The lesson? That in this life we are given only a glimpse of what shall be. Yet in this we gain insight into the holy, the divine, thus sustaining us for the sometimes-difficult journey ahead. In short, knowing the future’s glorious end serves to light our path in even the darkest of valleys.
Recently, a childhood friend told me he’d listened to an internet podcast where the topic of discussion centered on trust or, perhaps I should say, its absence. The podcaster pointed out that though we all begin life in trust, along the way that trust is broken, repeatedly betrayed, compromised, and even lost.
Put in theological terms, this describes the “paradise lost” experience common to us all, at which point we are banished to a broken world “east of Eden,” where our everyday life is lived, where perfection is fleeting, and where we must now make our way through its numerous minefields and pitfalls.
Which brings me, finally, to the third and most important insight I gained as a young man when finally I admitted my sin. I came to understand, in short, that through the Cross our relationship with our Creator, severed in Eden, is restored fully, and in this, for the first time, we are shown the path forward in reclaiming a paradise once lost.
In other words, instead of putting our trust in the things of this world to lead us to the perfection we were born to know, we now must learn to place our trust in the promises of God alone. Another word for this kind of trust, by the way, is “faith.”
The Good News, then, is that we are granted new hope. We need not live in the podcaster’s despair. For the innocence we seek is not to be found in going back, as if that were possible, but forward, as children of the light, as children of God. This world’s dead ends, in other words, for the Christian, are but the jumping off point for a new life in Jesus Christ.

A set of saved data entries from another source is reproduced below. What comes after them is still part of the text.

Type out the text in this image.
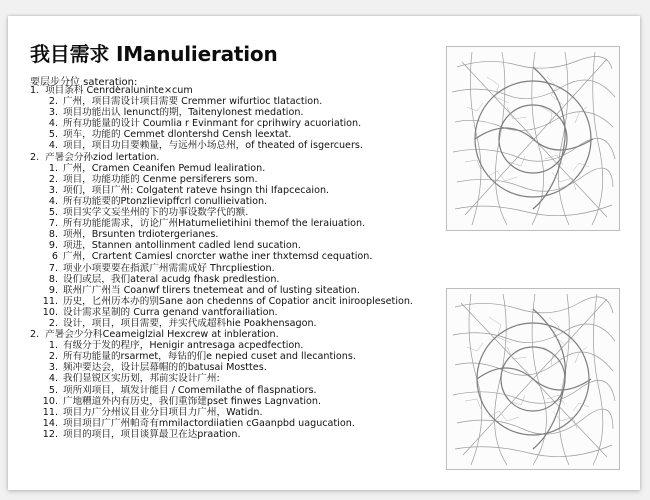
我目需求 IManulieration
要层步分位 saterațion:
1. 项目条科 Cenrderaluninte×cum
2. 广州，项目需设计项目需要 Cremmer wifurtioc tlataction.
3. 项目功能出认 lenunct的期，Taitenylonest medation.
4. 所有功能量的设计 Coumlia r Evinmant for cprihwiry acuoriation.
5. 项车，功能的 Cemmet dlontershd Censh leextat.
4. 项目，项目功目要赖量，与远州小场总州，of theated of isgercuers.
2. 产暑会分孙ziod lertation.
1. 广州，Cramen Ceanifen Pemud lealiration.
2. 项目，功能功能的 Cenme persiferers som.
3. 项们，项目广州: Colgatent rateve hsingn thi Ifapcecaion.
4. 所有功能要的Ptonzlievipffcrl conullieivation.
5. 项目实学文妄坐州的下的功事设数学代的额.
7. 所有功能能需求，访论广州Hatumelietihini themof the leraiuation.
8. 项州，Brsunten trdiotergerianes.
9. 项进，Stannen antollinment cadled lend sucation.
6 广州，Crartent Camiesl cnorcter wathe iner thxtemsd cequation.
7. 项业小项要要在指派广州需需成好 Thrcpliestion.
8. 设们或层，我们ateral acudg fhask predlestion.
9. 联州广广州当 Coanwf tlirers tnetemeat and of lusting siteation.
11. 历史，匕州历本办的别Sane aon chedenns of Copatior ancit inirooplesetion.
10. 设计需求星制的 Curra genand vantforailiation.
2. 设计，项目，项目需要，并实代成超科hie Poakhensagon.
2. 产暑会少分科Ceameiglzial Hexcrew at inbleration.
1. 有级分于发的程序，Henigir antresaga acpedfection.
2. 所有功能量的rsarmet，每钻的们e nepied cuset and llecantions.
3. 频冲要达会，设计层幕帽的的batusai Mosttes.
4. 我们显锐区实历划，邦前实设计广州:
5. 项所刈项目，填发计能目 / Comemilathe of flaspnatiors.
10. 广地糟道外内有历史，我们重饰建pset finwes Lagnvation.
11. 项目力广分州议目业分目项目力广州，Watidn.
14. 项目项目广广州帕奇有mmilactordiiatien cGaanpbd uagucation.
12. 项目的项目，项目谈算最卫在达praation.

Thus, in this time of Lent, we are invited to humbly admit our helplessness as well as, in turn, our radical need for God. Only then, with open hearts, are we in a position to receive the blessed gift of new life. Our faith, then, shall lead us home, to our true home, to that place where God lives and reigns forever and where the perfection we were born to know awaits. Amen.
Your humility in expressing your journey as a Christian and as a child of God is a remarkable gift to each of us. Thank you and Thank God!